Significado. En medio del acecho de sus enemigos, el creyente vuelve los ojos a Dios como su única fortaleza, confesando que toda la fuerza para resistir proviene de Aquel que es su refugio inquebrantable.

Contexto. El Salmo 59 es un salmo de David, según el encabezado, compuesto «cuando Saúl envió a vigilar la casa para matarlo» (1 Samuel 19:11). David, ungido pero perseguido, se encuentra cercado por hombres sanguinarios que rondan como perros al anochecer. El salmo, dirigido al músico principal sobre la melodía «No destruyas», alterna entre la queja contra los enemigos y la confianza serena en el Dios del pacto, modelo de oración para todo el pueblo creyente bajo aflicción.

Explicación. El versículo declara: «A causa de su fuerza esperaré en ti, porque Dios es mi defensa». El término hebreo traducido como «defensa» o «refugio» (misgab) evoca una torre alta e inexpugnable, un baluarte donde el alma se pone a salvo. Nótese el contraste deliberado: frente a la «fuerza» amenazante del adversario, David no opone su propia destreza guerrera, sino la espera vigilante en Dios. Desde la perspectiva reformada, esta espera no es pasividad, sino la postura de la fe que reconoce la absoluta soberanía divina sobre todo enemigo. La salvación no nace del brazo del hombre, sino del Dios que guarda a los suyos por su gracia eficaz; David se convierte aquí en figura de Cristo, el Ungido perseguido que se encomendó por completo a su Padre.

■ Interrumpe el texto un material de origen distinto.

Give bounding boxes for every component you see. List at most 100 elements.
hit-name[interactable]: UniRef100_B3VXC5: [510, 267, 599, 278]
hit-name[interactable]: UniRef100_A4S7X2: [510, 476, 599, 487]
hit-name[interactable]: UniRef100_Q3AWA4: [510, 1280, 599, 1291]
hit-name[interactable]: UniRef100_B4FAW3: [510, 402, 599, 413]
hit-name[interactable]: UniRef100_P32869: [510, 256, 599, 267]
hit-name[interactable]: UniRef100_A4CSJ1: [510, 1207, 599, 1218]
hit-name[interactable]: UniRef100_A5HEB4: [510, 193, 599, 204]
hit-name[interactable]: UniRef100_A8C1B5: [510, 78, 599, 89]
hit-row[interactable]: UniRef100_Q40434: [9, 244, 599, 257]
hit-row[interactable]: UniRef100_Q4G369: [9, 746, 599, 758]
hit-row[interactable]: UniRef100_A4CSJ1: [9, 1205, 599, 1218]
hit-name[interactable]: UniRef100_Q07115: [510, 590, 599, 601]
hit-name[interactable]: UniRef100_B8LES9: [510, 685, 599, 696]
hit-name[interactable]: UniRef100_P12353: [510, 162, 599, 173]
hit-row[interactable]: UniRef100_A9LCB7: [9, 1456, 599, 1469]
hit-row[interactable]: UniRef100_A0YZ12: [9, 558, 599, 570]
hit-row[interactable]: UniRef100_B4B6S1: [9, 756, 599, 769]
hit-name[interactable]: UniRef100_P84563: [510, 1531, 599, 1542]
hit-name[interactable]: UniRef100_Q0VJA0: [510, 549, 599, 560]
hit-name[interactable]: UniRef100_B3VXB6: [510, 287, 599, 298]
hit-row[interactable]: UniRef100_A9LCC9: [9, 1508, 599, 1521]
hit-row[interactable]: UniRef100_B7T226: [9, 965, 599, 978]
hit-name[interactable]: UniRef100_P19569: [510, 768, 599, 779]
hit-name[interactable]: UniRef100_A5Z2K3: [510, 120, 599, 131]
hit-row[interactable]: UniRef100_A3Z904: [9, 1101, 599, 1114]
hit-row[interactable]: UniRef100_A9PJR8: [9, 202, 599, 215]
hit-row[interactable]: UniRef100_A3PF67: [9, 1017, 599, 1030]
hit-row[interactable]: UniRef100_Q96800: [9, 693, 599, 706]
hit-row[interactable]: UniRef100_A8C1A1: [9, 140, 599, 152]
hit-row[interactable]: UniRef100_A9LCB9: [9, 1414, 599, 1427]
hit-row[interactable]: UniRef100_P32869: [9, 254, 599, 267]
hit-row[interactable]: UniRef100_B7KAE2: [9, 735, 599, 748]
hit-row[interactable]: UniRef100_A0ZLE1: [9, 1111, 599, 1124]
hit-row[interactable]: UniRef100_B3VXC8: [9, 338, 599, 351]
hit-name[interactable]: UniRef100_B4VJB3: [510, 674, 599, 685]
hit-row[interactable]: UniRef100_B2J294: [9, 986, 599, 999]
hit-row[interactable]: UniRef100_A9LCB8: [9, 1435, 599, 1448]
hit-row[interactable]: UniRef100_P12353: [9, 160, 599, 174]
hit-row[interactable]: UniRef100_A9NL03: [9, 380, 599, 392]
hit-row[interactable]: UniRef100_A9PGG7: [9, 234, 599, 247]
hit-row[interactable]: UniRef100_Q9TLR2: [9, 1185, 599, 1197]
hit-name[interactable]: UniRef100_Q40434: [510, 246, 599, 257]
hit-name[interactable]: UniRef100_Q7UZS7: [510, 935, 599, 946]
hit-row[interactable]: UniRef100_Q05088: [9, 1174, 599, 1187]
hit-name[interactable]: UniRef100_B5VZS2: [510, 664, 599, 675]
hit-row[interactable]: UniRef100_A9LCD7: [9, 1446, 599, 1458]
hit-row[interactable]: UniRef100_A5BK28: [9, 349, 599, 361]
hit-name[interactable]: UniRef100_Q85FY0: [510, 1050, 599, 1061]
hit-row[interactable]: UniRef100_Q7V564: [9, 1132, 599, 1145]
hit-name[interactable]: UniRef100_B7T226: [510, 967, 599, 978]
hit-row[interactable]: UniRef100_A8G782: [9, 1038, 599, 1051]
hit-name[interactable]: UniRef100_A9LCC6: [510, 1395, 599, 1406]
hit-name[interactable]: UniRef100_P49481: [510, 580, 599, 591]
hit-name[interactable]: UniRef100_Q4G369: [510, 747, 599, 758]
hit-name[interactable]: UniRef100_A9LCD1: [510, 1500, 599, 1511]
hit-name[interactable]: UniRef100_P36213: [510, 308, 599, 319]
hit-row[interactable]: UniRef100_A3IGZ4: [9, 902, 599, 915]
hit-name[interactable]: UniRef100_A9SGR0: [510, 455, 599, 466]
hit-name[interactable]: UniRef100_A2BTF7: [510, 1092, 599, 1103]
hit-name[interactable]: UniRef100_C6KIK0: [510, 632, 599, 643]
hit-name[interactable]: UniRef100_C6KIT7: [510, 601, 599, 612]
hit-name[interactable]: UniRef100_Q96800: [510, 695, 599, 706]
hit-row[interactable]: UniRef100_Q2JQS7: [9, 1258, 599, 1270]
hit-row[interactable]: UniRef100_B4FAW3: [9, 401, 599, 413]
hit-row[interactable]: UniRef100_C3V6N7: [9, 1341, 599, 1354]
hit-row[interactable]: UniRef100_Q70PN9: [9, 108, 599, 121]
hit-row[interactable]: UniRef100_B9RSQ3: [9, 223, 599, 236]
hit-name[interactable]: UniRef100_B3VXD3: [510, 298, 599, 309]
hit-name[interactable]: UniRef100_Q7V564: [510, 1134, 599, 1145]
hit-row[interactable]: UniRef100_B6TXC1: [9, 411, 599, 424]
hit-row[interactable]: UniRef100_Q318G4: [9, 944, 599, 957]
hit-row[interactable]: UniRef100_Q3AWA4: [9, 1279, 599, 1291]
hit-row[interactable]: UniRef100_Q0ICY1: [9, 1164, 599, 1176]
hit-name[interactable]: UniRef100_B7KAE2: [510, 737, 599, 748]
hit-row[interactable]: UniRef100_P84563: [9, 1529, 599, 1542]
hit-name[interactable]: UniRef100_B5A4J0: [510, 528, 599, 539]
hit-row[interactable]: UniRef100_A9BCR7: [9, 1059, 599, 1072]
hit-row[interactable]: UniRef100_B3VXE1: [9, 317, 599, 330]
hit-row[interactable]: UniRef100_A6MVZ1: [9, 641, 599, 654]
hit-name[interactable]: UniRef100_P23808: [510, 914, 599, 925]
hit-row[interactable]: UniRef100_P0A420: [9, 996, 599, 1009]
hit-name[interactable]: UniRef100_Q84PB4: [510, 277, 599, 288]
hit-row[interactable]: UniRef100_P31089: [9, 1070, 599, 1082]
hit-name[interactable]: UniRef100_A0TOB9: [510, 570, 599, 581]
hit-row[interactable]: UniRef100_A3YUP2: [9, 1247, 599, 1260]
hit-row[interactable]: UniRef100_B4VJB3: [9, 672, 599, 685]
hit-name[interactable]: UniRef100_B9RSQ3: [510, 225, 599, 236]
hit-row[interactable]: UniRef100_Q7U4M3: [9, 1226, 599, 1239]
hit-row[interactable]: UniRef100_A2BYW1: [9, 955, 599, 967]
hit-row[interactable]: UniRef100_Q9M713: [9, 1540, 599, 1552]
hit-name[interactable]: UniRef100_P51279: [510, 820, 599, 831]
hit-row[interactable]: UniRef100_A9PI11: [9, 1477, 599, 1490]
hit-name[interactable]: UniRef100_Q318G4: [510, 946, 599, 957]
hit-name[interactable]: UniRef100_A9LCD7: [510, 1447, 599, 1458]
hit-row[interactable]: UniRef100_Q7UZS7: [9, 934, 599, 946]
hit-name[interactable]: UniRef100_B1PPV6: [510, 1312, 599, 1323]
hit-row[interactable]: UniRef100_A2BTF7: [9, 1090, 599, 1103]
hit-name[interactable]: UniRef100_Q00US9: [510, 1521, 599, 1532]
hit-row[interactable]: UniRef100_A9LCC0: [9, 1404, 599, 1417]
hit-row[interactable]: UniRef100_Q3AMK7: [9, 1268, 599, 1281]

Referencias relacionadas. El lenguaje de la torre y el refugio resuena en el Salmo 18:2 («Jehová, roca mía y castillo mío») y en el Salmo 46:1 («Dios es nuestro amparo y fortaleza»). La espera confiada se repite en Salmos 27:14 e Isaías 40:31. La entrega del perseguido a Dios halla su cumplimiento supremo en 1 Pedro 2:23, donde Cristo «encomendaba la causa al que juzga justamente».

Aplicación práctica. Cuando el cristiano se ve rodeado de oposición, calumnia o angustia, la tentación es confiar en recursos propios o ceder al temor. Este versículo nos llama a redirigir la mirada: la fortaleza no está en nuestra capacidad de resistir, sino en el Dios soberano que es nuestra defensa. Esperar en Él es orar con vigilancia, descansar en sus promesas pactuales y rehusar tomar la justicia en nuestras manos, confiando en que el Señor obra todas las cosas según el consejo de su voluntad.

Para reflexionar. ¿En qué circunstancia actual estás confiando más en tu propia fuerza que en Dios como tu único refugio y defensa?